Saturday, February 26, 2011

So many computers

When I was younger, unlike the opportunities of today's youth, I had never seen a computer except the phony ones in the movies. It was not until I was in the Navy and worked in a radio shack that I actually saw a real computer.

It is not to say that I didn't understand the concept -- I had already designed robots that could actually work in every way except for the brain and all the things that depend on brains, like eyes and ears and controling something so complex. As a child I drew all kinds of designs, in very fine detail, and in every way completely wrong.

When I did have the chance to learn about real computers, real robots and all the real problems that had never yet been solved, I dove in head first -- convinced that I could somehow solve those kinds of problems -- again, completely wrong.

I now have an infinite number of computers. Not in my house, of course, nor in my work, or even on the Earth, but in the virtual world. Every atom in the universe is a kind of little computer -- which reacts to the other atoms around it in some way that makes each atom unique. Such a large number of computers is useless, however, since there is no way I can program them all.

Even in my house, if I tried to count them all, I have literally dozens of computers. Some are like this one that I am typing on -- an old Dell that runs Linux but is attached via Ethernet to my Alienware machine that also runs Linux, and Windows7, and XP and several other Linux virtual machines. Why do I use this old Dell when I have so many others? Because it's the window I started typing in and it doesn't make any difference which one -- I can only type this fast.

But upstairs I have another laptop, and in my work backpack, another laptop, and my wife has another laptop, and my daughter has one, and her daughter has one -- all in this house. But beyond those there are even more. There are at least 3 working Android phones, several Blackberries, several LGs and even more that I'm not sure what brand they are. They are useless to anyone except for the grandkids to pretend they are using real phones and real computers, and in a way they really are. The batteries mostly still work, they can still take pictures and display things on their otherwise useless screens.

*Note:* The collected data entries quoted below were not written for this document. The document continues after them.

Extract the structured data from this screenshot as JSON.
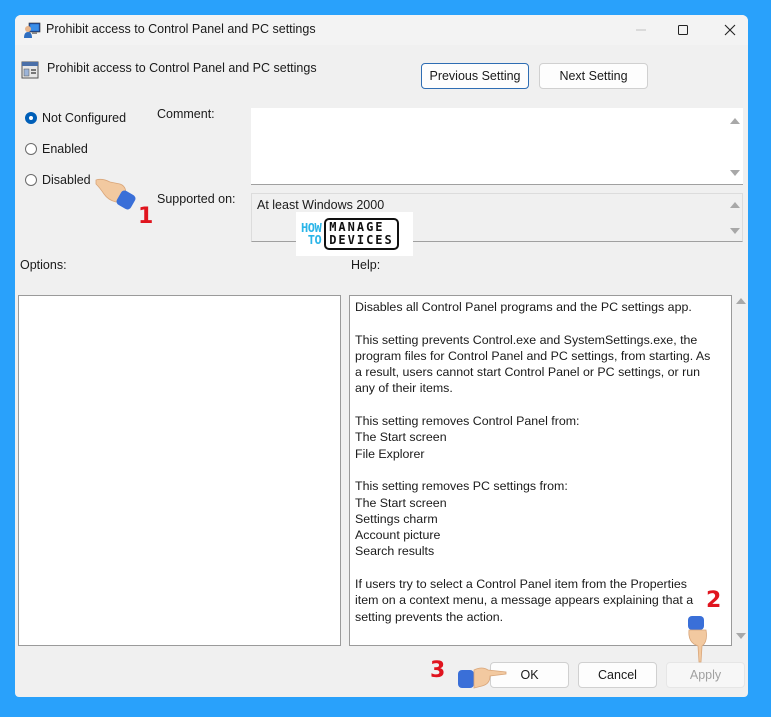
{
  "window": {
    "title": "Prohibit access to Control Panel and PC settings",
    "controls": {
      "minimize": "minimize",
      "maximize": "maximize",
      "close": "close"
    }
  },
  "header": {
    "title": "Prohibit access to Control Panel and PC settings",
    "previous_label": "Previous Setting",
    "next_label": "Next Setting"
  },
  "state": {
    "options": [
      {
        "label": "Not Configured",
        "checked": true
      },
      {
        "label": "Enabled",
        "checked": false
      },
      {
        "label": "Disabled",
        "checked": false
      }
    ]
  },
  "fields": {
    "comment_label": "Comment:",
    "comment_value": "",
    "supported_label": "Supported on:",
    "supported_value": "At least Windows 2000",
    "options_label": "Options:",
    "help_label": "Help:"
  },
  "help": {
    "paragraphs": [
      [
        "Disables all Control Panel programs and the PC settings app."
      ],
      [
        "This setting prevents Control.exe and SystemSettings.exe, the",
        "program files for Control Panel and PC settings, from starting. As",
        "a result, users cannot start Control Panel or PC settings, or run",
        "any of their items."
      ],
      [
        "This setting removes Control Panel from:",
        "The Start screen",
        "File Explorer"
      ],
      [
        "This setting removes PC settings from:",
        "The Start screen",
        "Settings charm",
        "Account picture",
        "Search results"
      ],
      [
        "If users try to select a Control Panel item from the Properties",
        "item on a context menu, a message appears explaining that a",
        "setting prevents the action."
      ]
    ]
  },
  "footer": {
    "ok_label": "OK",
    "cancel_label": "Cancel",
    "apply_label": "Apply",
    "apply_enabled": false
  },
  "watermark": {
    "how": "HOW",
    "to": "TO",
    "manage": "MANAGE",
    "devices": "DEVICES"
  },
  "annotations": {
    "step1": "1",
    "step2": "2",
    "step3": "3"
  },
  "colors": {
    "background": "#29a1fb",
    "accent": "#005fb8",
    "annotation": "#e0141e"
  }
}
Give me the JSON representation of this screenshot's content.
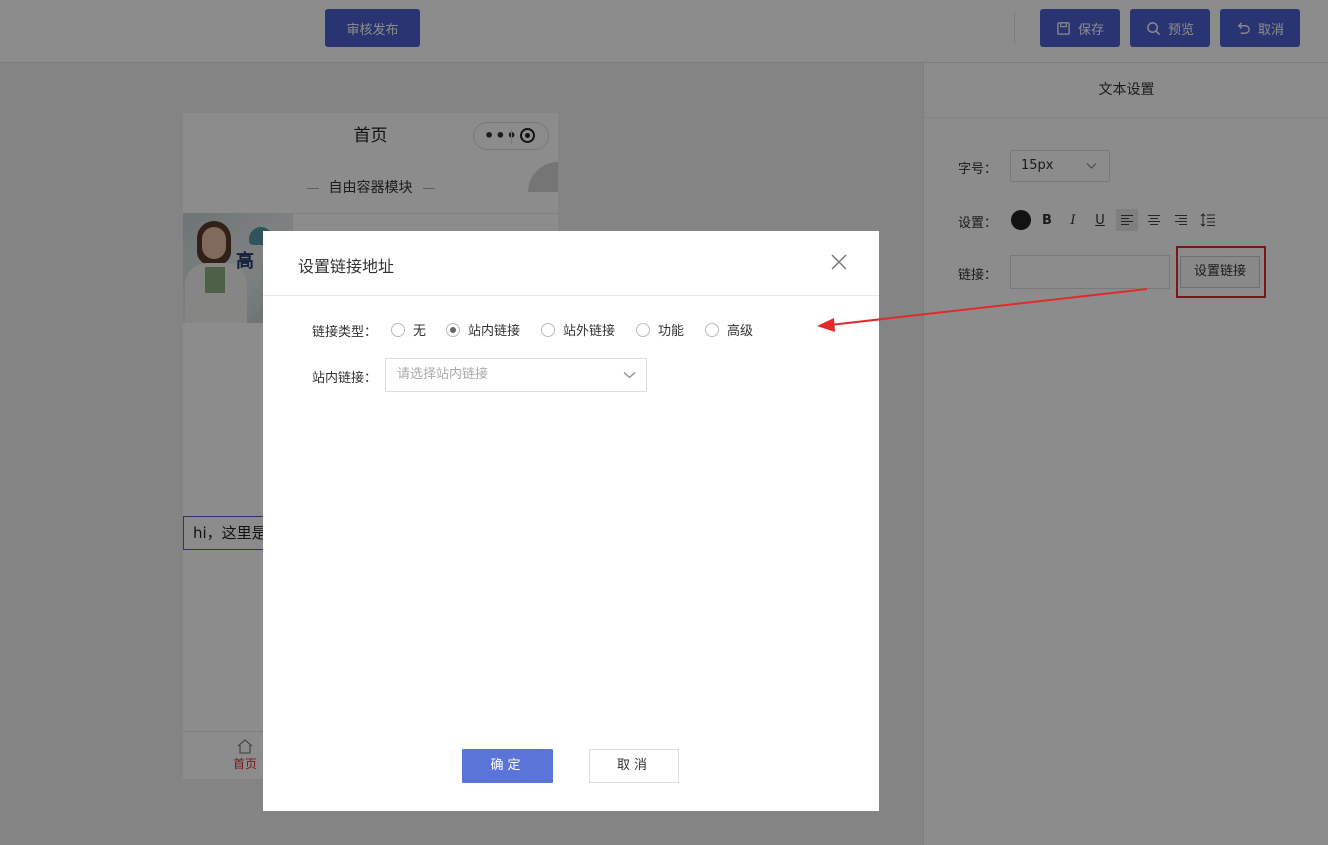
{
  "topbar": {
    "publish_label": "审核发布",
    "save_label": "保存",
    "preview_label": "预览",
    "cancel_label": "取消",
    "accent_color": "#4b5fd0"
  },
  "phone": {
    "title": "首页",
    "menu_glyph": "•••",
    "container_label": "自由容器模块",
    "banner_char": "高",
    "text_content": "hi，这里是",
    "tab_home_label": "首页",
    "tab_active_color": "#d4342c"
  },
  "panel": {
    "title": "文本设置",
    "font_size_label": "字号：",
    "font_size_value": "15px",
    "style_label": "设置：",
    "bold": "B",
    "italic": "I",
    "underline": "U",
    "link_label": "链接：",
    "link_button": "设置链接"
  },
  "dialog": {
    "title": "设置链接地址",
    "link_type_label": "链接类型：",
    "options": [
      "无",
      "站内链接",
      "站外链接",
      "功能",
      "高级"
    ],
    "selected_option": "站内链接",
    "internal_link_label": "站内链接：",
    "internal_link_placeholder": "请选择站内链接",
    "ok_label": "确定",
    "cancel_label": "取消",
    "ok_color": "#5b74d8"
  },
  "annotation": {
    "highlight_color": "#e02b2b"
  }
}
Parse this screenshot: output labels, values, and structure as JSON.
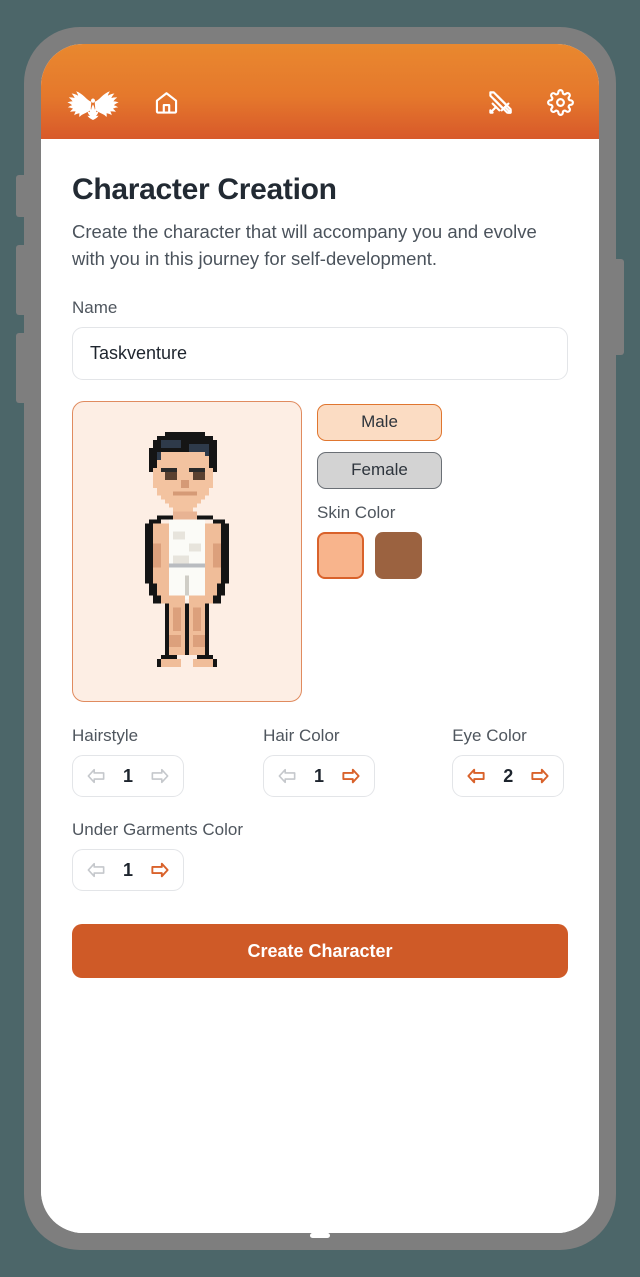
{
  "header": {
    "logo_icon": "phoenix-logo-icon",
    "home_icon": "home-icon",
    "battle_icon": "crossed-swords-icon",
    "settings_icon": "gear-icon",
    "gradient_top": "#e9882f",
    "gradient_bottom": "#d8592a"
  },
  "page": {
    "title": "Character Creation",
    "subtitle": "Create the character that will accompany you and evolve with you in this journey for self-development."
  },
  "name_field": {
    "label": "Name",
    "value": "Taskventure",
    "placeholder": "Name"
  },
  "gender": {
    "options": [
      {
        "label": "Male",
        "selected": true
      },
      {
        "label": "Female",
        "selected": false
      }
    ]
  },
  "skin_color": {
    "label": "Skin Color",
    "swatches": [
      {
        "color": "#f8b48c",
        "selected": true
      },
      {
        "color": "#9b6240",
        "selected": false
      }
    ]
  },
  "steppers": [
    {
      "label": "Hairstyle",
      "value": "1",
      "prev_enabled": false,
      "next_enabled": false
    },
    {
      "label": "Hair Color",
      "value": "1",
      "prev_enabled": false,
      "next_enabled": true
    },
    {
      "label": "Eye Color",
      "value": "2",
      "prev_enabled": true,
      "next_enabled": true
    },
    {
      "label": "Under Garments Color",
      "value": "1",
      "prev_enabled": false,
      "next_enabled": true
    }
  ],
  "create_button": {
    "label": "Create Character",
    "color": "#cf5a27"
  },
  "theme": {
    "page_background": "#4c6669",
    "phone_frame": "#7e7e7e",
    "accent": "#d9622b",
    "preview_background": "#fdeee4",
    "preview_border": "#e08b5f"
  }
}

And, to connect all those things, I have an Internet connection via a cable modem, with 2 wireless routers hanging off it, an Internet phone hanging off of it, and yet more Ethernet routers hanging off that. All of those have little computers inside that are running some little form of Unix-like operating system.

Then there are the TVs, the MP3 players, the children's toys, the Wiis, Xboxes and other video games I'm not even sure what they are called.

Now, in order to use all this stuff, it has to all be connected properly, updated properly, supplied with electricity and batteries and wires and other gadgetry that makes my head spin, and my wallet sting.


So, I guess in the future some person will remember back to this time -- when computers were actually called computers, weren't just omnipresent patches of cloth in everything that is worn. When computers had to be told what to do by specialists like me who had to memorize vast numbers of infinitely petty languages written in arcane mathematical mazes by people who didn't realize what the future would really become.

In that future, not to far from now, it may even be that people forget how computers work, and that only computers will know, and only computers will know how to keep people alive -- because it is just to damn complicated for humans to do it anymore. Either that or there will be some kind of Skynet-like apocalypse that destroys our world in the singularity of cyber-consciousness.

Whatever, I have to write some code now.